My publishing client’s campaign starts today. It’s always difficult to include everyone on a plan when you’re working with modest budgets, so some contractors invariably get left off. One contractor thinks a good way to make sure they get on the schedule next time is to tell me I’m "not doing my job properly" if their portfolio isn’t included next time. This is a very odd route to take, if I’m honest - especially since their portfolio doesn’t convert as well as the others against the planning audience. You can’t please all of the people all of the time, I guess.
Chemistry meeting in Croydon today, which goes very well. The client is about to embark on the centralisation of marketing, from a series of regional managers. I’ve dealt with this exact situation twice before so I’m in a good position to offer genuine advice and experience. This meeting is especially good because I was contacted by the marketing manager, who heard about MarketPlace through this feature – so many thanks to Media Week.
Valuable advice from my friend Ben at Reynolds coffee shop this morning about starting a business. "Don’t spend anything," he says. Simple, but very true. After looking at the profit and loss report, I can see it’s definitely going to take years to build up the business from the ground, but I’m off to a good start.

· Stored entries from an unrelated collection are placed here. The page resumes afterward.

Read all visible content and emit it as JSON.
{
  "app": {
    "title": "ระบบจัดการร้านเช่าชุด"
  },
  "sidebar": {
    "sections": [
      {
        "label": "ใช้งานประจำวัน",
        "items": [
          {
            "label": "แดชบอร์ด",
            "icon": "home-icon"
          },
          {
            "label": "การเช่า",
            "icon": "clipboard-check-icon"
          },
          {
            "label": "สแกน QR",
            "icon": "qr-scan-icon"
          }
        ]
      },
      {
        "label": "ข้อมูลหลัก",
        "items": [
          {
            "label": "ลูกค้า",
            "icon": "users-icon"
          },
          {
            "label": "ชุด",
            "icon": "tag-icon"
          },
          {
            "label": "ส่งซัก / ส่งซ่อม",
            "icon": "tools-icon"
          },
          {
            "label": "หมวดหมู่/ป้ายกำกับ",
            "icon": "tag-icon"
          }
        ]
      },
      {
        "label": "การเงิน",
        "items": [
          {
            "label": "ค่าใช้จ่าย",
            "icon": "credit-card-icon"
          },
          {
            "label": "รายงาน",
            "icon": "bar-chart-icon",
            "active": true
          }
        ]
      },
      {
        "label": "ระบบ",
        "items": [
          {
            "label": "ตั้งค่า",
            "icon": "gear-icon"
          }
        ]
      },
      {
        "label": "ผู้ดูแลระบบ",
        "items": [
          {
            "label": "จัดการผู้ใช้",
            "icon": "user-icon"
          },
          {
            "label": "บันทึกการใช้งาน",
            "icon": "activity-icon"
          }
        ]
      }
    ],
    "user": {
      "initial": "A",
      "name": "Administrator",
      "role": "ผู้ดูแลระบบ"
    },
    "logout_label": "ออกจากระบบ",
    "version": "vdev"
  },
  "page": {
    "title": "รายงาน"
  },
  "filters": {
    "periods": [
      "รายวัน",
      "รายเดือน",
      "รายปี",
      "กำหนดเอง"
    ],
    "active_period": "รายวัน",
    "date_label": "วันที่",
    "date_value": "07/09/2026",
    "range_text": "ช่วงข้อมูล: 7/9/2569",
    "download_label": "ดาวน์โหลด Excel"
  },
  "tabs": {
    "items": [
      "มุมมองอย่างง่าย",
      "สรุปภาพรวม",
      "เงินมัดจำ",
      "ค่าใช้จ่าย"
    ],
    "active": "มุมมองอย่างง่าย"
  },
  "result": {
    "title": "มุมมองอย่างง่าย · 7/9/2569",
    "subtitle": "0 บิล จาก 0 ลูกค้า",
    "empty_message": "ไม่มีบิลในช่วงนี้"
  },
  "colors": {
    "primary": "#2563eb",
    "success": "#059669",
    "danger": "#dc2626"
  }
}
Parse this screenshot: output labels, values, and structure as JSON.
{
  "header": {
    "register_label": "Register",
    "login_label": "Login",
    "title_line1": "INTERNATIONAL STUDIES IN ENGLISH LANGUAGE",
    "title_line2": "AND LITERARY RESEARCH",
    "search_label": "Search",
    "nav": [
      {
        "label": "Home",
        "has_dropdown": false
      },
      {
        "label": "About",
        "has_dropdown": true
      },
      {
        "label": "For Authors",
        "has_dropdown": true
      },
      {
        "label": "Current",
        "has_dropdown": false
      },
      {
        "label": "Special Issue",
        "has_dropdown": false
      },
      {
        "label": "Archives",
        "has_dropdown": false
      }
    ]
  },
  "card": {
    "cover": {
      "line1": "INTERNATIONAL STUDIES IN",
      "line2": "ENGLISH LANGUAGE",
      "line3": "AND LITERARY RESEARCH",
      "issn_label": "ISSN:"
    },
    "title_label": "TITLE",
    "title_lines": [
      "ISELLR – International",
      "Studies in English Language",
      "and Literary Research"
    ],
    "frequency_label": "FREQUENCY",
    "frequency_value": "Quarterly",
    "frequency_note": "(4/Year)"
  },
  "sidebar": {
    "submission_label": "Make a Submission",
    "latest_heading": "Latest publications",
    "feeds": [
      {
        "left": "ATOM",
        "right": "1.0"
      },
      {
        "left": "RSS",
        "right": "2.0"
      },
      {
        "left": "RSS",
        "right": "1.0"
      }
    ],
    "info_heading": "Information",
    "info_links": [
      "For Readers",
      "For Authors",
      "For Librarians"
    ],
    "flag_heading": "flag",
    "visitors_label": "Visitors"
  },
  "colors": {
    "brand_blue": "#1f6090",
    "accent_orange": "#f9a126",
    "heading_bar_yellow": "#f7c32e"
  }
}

In just under four months, I have won five pieces of new business - a publishing client, a skincare brand, a clinical trials company and two payment protection insurance (PPI) clients - and am in talks with a further ten, with budgets ranging from £20k to £250k. In January, I am launching a niche campaign for the skincare client which I am very proud of and am planning to enter for a Media Week Award next year. Even if I don’t get shortlisted, it is a great feeling to be in a position to be considered as a competitor to the established media agencies.